The chat:command trigger carries an array of ChatCommand objects (the commands from a single assistant turn), validated from the backend's ui.command events (src/widgets/actions/chat-commands.ts):

type ChatCommand =
| {
id: string;
type: "zoom-to-location";
args: { latitude; longitude; scale? };
}
| {
id: string;
type: "zoom-to-extent";
args: { xmin; ymin; xmax; ymax; spatialReference? };
}
| {
id: string;
type: "apply-cypher";
// openCypher to re-seed a connected Link Chart, plus an optional
// label map (entity/relationship type -> property to display).
args: { query: string; labels?: Record<string, string> };
};

Each command's id is unique, so a target applies it exactly once even though the inbox only keeps the latest payload and the array grows as commands stream in. The Map/Scene consumer tracks applied ids and runs each new command via view.goTo; because it navigates the live view, the map's own map:extent-change re-fires once it settles, so any extent-wired filter targets update for free.

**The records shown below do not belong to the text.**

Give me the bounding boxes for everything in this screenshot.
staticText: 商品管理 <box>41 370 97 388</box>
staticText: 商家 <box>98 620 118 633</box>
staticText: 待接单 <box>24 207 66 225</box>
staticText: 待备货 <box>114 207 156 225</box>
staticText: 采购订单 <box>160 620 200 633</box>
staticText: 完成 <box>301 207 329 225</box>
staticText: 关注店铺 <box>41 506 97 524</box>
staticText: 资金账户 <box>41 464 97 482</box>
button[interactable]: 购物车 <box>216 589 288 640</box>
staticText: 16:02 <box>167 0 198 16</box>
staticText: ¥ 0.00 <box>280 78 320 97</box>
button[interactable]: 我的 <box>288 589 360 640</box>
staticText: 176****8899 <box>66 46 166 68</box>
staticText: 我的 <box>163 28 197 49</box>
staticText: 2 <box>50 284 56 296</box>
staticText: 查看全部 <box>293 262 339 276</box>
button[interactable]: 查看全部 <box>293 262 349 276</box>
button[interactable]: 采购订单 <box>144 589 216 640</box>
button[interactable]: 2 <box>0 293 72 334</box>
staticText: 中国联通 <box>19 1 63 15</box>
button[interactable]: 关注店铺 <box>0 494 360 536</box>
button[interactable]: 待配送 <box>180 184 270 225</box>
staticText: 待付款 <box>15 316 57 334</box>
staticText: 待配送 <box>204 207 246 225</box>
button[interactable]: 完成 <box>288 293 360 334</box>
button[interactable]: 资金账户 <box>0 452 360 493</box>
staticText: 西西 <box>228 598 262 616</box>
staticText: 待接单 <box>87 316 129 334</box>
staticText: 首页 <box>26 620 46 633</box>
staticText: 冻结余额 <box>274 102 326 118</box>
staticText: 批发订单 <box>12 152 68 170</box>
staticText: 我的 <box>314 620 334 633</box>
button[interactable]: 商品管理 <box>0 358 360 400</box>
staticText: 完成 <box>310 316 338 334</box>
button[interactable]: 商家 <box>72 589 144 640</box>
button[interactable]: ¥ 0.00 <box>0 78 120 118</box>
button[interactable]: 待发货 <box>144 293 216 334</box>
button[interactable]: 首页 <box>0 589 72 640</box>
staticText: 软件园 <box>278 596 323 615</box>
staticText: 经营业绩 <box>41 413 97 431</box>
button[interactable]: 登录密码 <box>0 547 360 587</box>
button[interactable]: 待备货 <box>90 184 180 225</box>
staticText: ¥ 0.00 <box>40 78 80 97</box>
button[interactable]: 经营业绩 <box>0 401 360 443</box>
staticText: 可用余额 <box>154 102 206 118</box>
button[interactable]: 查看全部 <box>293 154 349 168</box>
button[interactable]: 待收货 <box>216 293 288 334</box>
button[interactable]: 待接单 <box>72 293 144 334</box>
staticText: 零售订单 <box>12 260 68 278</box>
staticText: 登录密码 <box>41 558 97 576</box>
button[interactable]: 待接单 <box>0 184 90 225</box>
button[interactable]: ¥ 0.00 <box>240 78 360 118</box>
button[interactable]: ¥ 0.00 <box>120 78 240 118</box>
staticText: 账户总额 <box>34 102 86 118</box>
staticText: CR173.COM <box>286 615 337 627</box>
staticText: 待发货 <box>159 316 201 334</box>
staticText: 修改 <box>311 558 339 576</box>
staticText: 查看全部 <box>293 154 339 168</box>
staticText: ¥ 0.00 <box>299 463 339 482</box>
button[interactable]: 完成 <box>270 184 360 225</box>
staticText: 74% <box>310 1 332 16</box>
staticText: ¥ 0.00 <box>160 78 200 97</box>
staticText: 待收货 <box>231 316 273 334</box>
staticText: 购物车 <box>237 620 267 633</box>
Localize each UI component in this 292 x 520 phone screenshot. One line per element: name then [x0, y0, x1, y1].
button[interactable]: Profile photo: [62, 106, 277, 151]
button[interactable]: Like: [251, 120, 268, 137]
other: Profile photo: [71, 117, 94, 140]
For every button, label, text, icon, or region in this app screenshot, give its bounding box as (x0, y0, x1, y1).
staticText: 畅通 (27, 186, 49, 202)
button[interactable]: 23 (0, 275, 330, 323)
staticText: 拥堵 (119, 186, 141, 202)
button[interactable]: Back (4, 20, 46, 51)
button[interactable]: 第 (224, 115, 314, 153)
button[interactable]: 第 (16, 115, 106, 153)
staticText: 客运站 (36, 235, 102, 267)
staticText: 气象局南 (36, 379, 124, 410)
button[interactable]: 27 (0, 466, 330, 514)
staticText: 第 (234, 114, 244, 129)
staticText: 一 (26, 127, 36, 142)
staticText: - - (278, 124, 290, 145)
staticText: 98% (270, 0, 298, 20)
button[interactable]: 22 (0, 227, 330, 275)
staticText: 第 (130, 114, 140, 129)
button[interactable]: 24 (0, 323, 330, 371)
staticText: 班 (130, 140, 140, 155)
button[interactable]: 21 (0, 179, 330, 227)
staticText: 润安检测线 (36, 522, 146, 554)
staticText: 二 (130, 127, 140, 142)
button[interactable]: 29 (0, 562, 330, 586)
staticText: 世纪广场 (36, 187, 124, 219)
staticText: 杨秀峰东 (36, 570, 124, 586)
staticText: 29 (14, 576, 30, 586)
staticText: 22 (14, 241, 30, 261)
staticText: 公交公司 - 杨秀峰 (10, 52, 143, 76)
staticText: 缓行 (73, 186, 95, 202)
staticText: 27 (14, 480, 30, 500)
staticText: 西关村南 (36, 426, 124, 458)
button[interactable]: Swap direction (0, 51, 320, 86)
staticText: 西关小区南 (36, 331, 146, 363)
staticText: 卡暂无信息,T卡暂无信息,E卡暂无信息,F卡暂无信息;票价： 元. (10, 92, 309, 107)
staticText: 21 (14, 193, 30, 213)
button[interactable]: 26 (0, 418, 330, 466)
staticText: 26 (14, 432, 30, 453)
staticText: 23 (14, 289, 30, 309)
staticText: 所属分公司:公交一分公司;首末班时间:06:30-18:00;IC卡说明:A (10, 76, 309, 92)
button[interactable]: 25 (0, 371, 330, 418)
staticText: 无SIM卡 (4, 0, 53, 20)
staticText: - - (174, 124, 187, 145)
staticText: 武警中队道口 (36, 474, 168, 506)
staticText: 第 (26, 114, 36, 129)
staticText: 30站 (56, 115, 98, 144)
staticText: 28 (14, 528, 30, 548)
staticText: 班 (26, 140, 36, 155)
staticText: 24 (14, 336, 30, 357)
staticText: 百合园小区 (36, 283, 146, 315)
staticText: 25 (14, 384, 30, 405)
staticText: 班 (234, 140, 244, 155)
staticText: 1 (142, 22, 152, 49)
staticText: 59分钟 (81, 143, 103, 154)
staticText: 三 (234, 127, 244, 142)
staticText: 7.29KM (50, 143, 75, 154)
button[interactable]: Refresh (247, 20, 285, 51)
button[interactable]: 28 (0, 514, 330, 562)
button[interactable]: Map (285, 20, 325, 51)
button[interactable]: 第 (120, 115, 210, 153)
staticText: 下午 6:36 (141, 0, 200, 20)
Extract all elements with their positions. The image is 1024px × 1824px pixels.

When the AI Chat is connected to a Link Chart (the link-chart-command effect), the backend runs the knowledge_graph workflow: it translates the question into a subgraph openCypher query (entities + relationships) and, for count/statistic questions, a separate aggregate query for an exact figure. It summarizes the results in chat and emits an apply-cypher command carrying the subgraph query. The Link Chart consumer reads it via useActionInbox(widgetId, 'link-chart-command') and re-seeds its base-cypher-query, regenerating the chart from the matching subgraph. When the graph's authoring metadata names a display property for a type, the command also carries a labels map (type → property) and the chart labels those nodes and relationships by that property. These merge over the chart's own labelFields starting labels (configured under Data) — the command's per-type values win, while configured types it omits keep their label. (The aggregate query never drives the chart — it would render nothing; and Lucene searches are summarized in chat only, since only openCypher maps to the chart's base query.)

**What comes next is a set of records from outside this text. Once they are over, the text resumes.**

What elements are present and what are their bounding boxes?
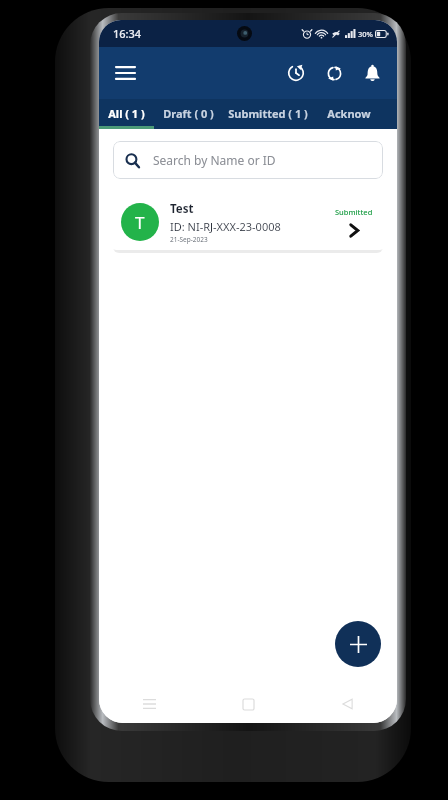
staticText: All ( 1 ) — [108, 106, 145, 121]
staticText: ID: NI-RJ-XXX-23-0008 — [170, 219, 281, 234]
button[interactable]: Back — [298, 685, 397, 723]
button[interactable]: Notifications — [353, 54, 391, 92]
staticText: Acknow — [327, 106, 371, 121]
staticText: 16:34 — [113, 26, 142, 41]
button[interactable]: Sync — [315, 54, 353, 92]
staticText: Search by Name or ID — [153, 152, 276, 168]
staticText: Test — [170, 201, 194, 217]
button[interactable]: All ( 1 ) — [99, 99, 154, 129]
button[interactable]: Open navigation menu — [105, 53, 145, 93]
button[interactable]: History — [277, 54, 315, 92]
staticText: 30% — [358, 29, 373, 39]
button[interactable]: Submitted ( 1 ) — [222, 99, 314, 129]
staticText: Draft ( 0 ) — [163, 106, 214, 121]
button[interactable]: T — [111, 194, 385, 250]
button[interactable]: Recent apps — [99, 685, 199, 723]
button[interactable]: Add new record — [335, 621, 381, 667]
button[interactable]: Search by Name or ID — [113, 141, 383, 179]
staticText: 21-Sep-2023 — [170, 235, 208, 244]
staticText: Submitted — [335, 207, 373, 217]
staticText: Submitted ( 1 ) — [228, 106, 308, 121]
button[interactable]: Draft ( 0 ) — [154, 99, 222, 129]
button[interactable]: Acknow — [314, 99, 384, 129]
staticText: T — [135, 211, 145, 234]
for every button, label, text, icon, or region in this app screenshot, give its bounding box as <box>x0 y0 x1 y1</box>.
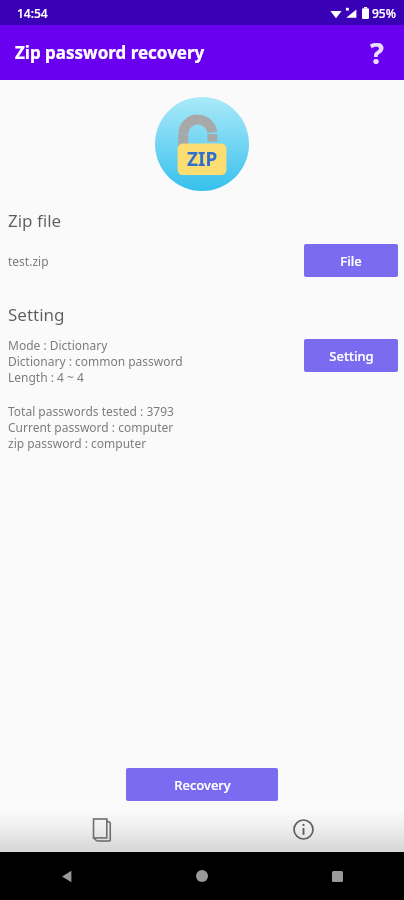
staticText: 95% <box>372 5 396 21</box>
staticText: Zip file <box>8 209 62 232</box>
staticText: Recovery <box>174 776 231 794</box>
staticText: 14:54 <box>17 5 48 21</box>
button[interactable]: Recents <box>322 861 352 891</box>
staticText: Mode : Dictionary <box>8 337 108 353</box>
button[interactable]: Recovery <box>126 768 278 801</box>
button[interactable]: Home <box>187 861 217 891</box>
button[interactable]: File <box>304 244 398 277</box>
staticText: File <box>340 252 362 270</box>
staticText: Dictionary : common password <box>8 353 183 369</box>
button[interactable]: Back <box>52 861 82 891</box>
staticText: Setting <box>8 303 65 326</box>
staticText: ZIP <box>187 146 218 172</box>
button[interactable]: Information <box>202 807 404 852</box>
staticText: zip password : computer <box>8 435 147 451</box>
staticText: test.zip <box>8 253 304 269</box>
staticText: Total passwords tested : 3793 <box>8 403 174 419</box>
staticText: Current password : computer <box>8 419 174 435</box>
staticText: Zip password recovery <box>15 41 205 64</box>
button[interactable]: Setting <box>304 339 398 372</box>
staticText: Length : 4 ~ 4 <box>8 369 84 385</box>
button[interactable]: Help <box>349 25 404 80</box>
button[interactable]: Dictionary <box>0 807 202 852</box>
staticText: ? <box>370 33 384 72</box>
staticText: Setting <box>329 347 374 365</box>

The tile-search widget runs its AOI summary inline rather than emitting a cross-widget action. After the user selects tiles, it posts the array of TileResult objects to the backend area_summary workflow and opens the report in a modal (src/widgets/widgets/tile-search/summary-api.ts):

interface TileResult {
tile_key: string;
extent: number[]; // [xmin, ymin, xmax, ymax]
service_url: string; // imagery service the chip is exported from
wkid: number;
size_px: number;
score?: number | null; // CLIP similarity (query / combined modes)
}

Configuring wiring in the UI

The config drawer's Actions section renders a type-specific panel from src/widgets/actions/panels.tsx:

export function getWidgetActionsPanel(
type: string,
): WidgetActionsPanel | undefined;

Widgets flagged hideActions in the registry (such as Details) do not show this section.